Combine taxonomy filtering with vector search for precise, context-aware results:

from polar_llama import tag_taxonomy, embedding_async, knn_hnsw, Provider

# Define taxonomy for metadata
taxonomy = {
    "category": {
        "description": "Content category",
        "values": {
            "technology": "Tech and programming content",
            "cooking": "Food and recipe content"
        }
    }
}

# Use with_columns() for parallel execution
corpus = corpus.with_columns([
    tag_taxonomy(pl.col("content"), taxonomy, provider=Provider.ANTHROPIC)
        .alias("tags"),
    embedding_async(pl.col("content"), provider=Provider.OPENAI)
        .alias("embedding")
])

# Note: with_columns() runs operations in parallel
# Speedup depends on operation durations (best when similar duration)
# Each operation also internally parallelizes all API calls across all documents

# Extract category
corpus = corpus.with_columns(
    category=pl.col("tags").struct.field("category").struct.field("value")
)

# STEP 1: Filter by metadata (category = technology)
tech_docs = corpus.filter(pl.col("category") == "technology")

# STEP 2: Semantic search within filtered subset
query = query.with_columns(
    tech_corpus=pl.lit([tech_docs["embedding"].to_list()])
).with_columns(
    tech_neighbors=knn_hnsw(pl.col("query_emb"), pl.col("tech_corpus").list.first(), k=3)
)

# Results are guaranteed to be technology-related AND semantically relevant

Key Features:

  • Blazing Fast: Rust-powered similarity calculations with zero-copy operations
  • Multiple Metrics: Cosine similarity, dot product, and Euclidean distance
  • HNSW Algorithm: State-of-the-art approximate nearest neighbor search
  • Parallel Processing: Vectorized operations for maximum performance
  • Metadata Filtering: Combine structured and semantic search

See docs/VECTOR_SIMILARITY_AND_ANN.md for complete documentation and advanced examples.

Benefits

  • Speed: Processes multiple queries in parallel, drastically reducing the time required for bulk query handling.
  • Scalability: Scales efficiently with the increase in number of queries, ideal for high-demand applications.
  • Ease of Integration: Integrates seamlessly into existing Python projects that utilize Polars, making it easy to add parallel processing capabilities.
  • Context Preservation: Maintain conversation context with multi-message support for more natural interactions.
  • Provider Flexibility: Choose from multiple LLM providers based on your needs and access.
  • Type Safety: Get validated, structured outputs using Pydantic schemas for reliable data extraction.

Testing

Polar Llama includes a comprehensive test suite that validates parallel execution, provider support, and core functionality.

Setup:

  1. Copy .env.example to .env and add your API keys:

    cp .env.example .env
    # Edit .env and add your provider API keys
    
  2. Install test dependencies:

    pip install -r tests/requirements.txt
    

Run Python tests:

pytest tests/ -v

Run Rust tests:

cargo test --test model_client_tests -- --nocapture

Tests automatically detect configured providers and only run tests for those with valid API keys.
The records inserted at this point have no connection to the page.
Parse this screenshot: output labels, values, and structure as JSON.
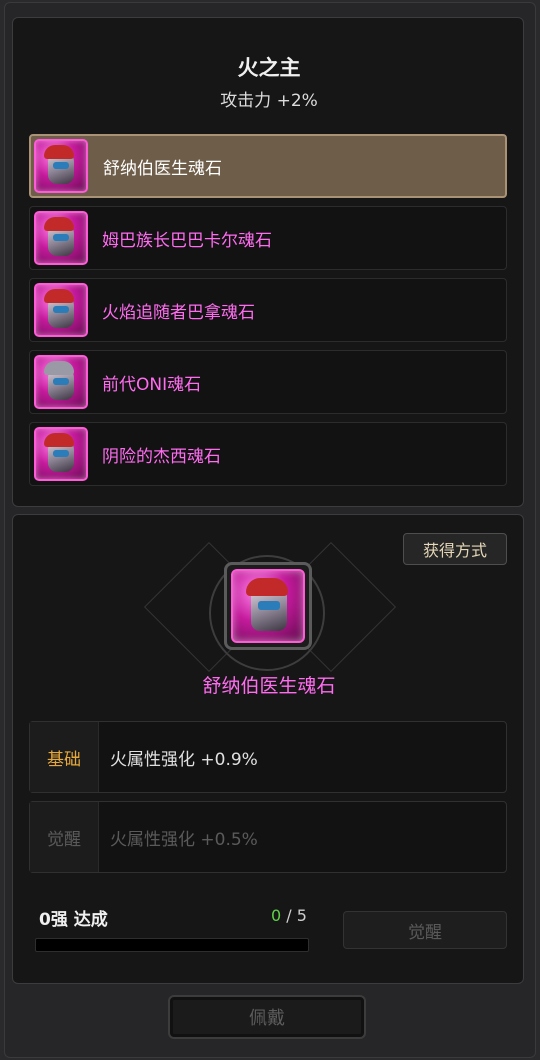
{
  "set": {
    "title": "火之主",
    "bonus": "攻击力 +2%"
  },
  "soulstones": [
    {
      "name": "舒纳伯医生魂石",
      "selected": true
    },
    {
      "name": "姆巴族长巴巴卡尔魂石",
      "selected": false
    },
    {
      "name": "火焰追随者巴拿魂石",
      "selected": false
    },
    {
      "name": "前代ONI魂石",
      "selected": false
    },
    {
      "name": "阴险的杰西魂石",
      "selected": false
    }
  ],
  "detail": {
    "acquire_label": "获得方式",
    "selected_name": "舒纳伯医生魂石",
    "stats": [
      {
        "label": "基础",
        "text": "火属性强化 +0.9%",
        "active": true
      },
      {
        "label": "觉醒",
        "text": "火属性强化 +0.5%",
        "active": false
      }
    ],
    "progress": {
      "title": "0强 达成",
      "current": "0",
      "separator": "/",
      "max": "5",
      "fraction": 0
    },
    "awaken_label": "觉醒"
  },
  "equip_label": "佩戴",
  "colors": {
    "rarity_pink": "#ff6cf0",
    "label_gold": "#e6a93a",
    "progress_green": "#5fd048"
  }
}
See tests/README.md for detailed testing documentation.

Contributing

We welcome contributions to Polar Llama! If you're interested in improving the library or adding new features, please feel free to fork the repository and submit a pull request.

License

Polar Llama is released under the MIT license. For more details, see the LICENSE file in the repository.

Roadmap

  • Multi-Message Support: Support for multi-message conversations to maintain context.
  • Multiple Provider Support: Support for different LLM providers (OpenAI, Anthropic, Gemini, Groq, AWS Bedrock).
  • Structured Data Outputs: Add support for structured data outputs using Pydantic models with type validation and Polars Struct returns.
  • Streaming Responses: Support for streaming responses from LLM providers.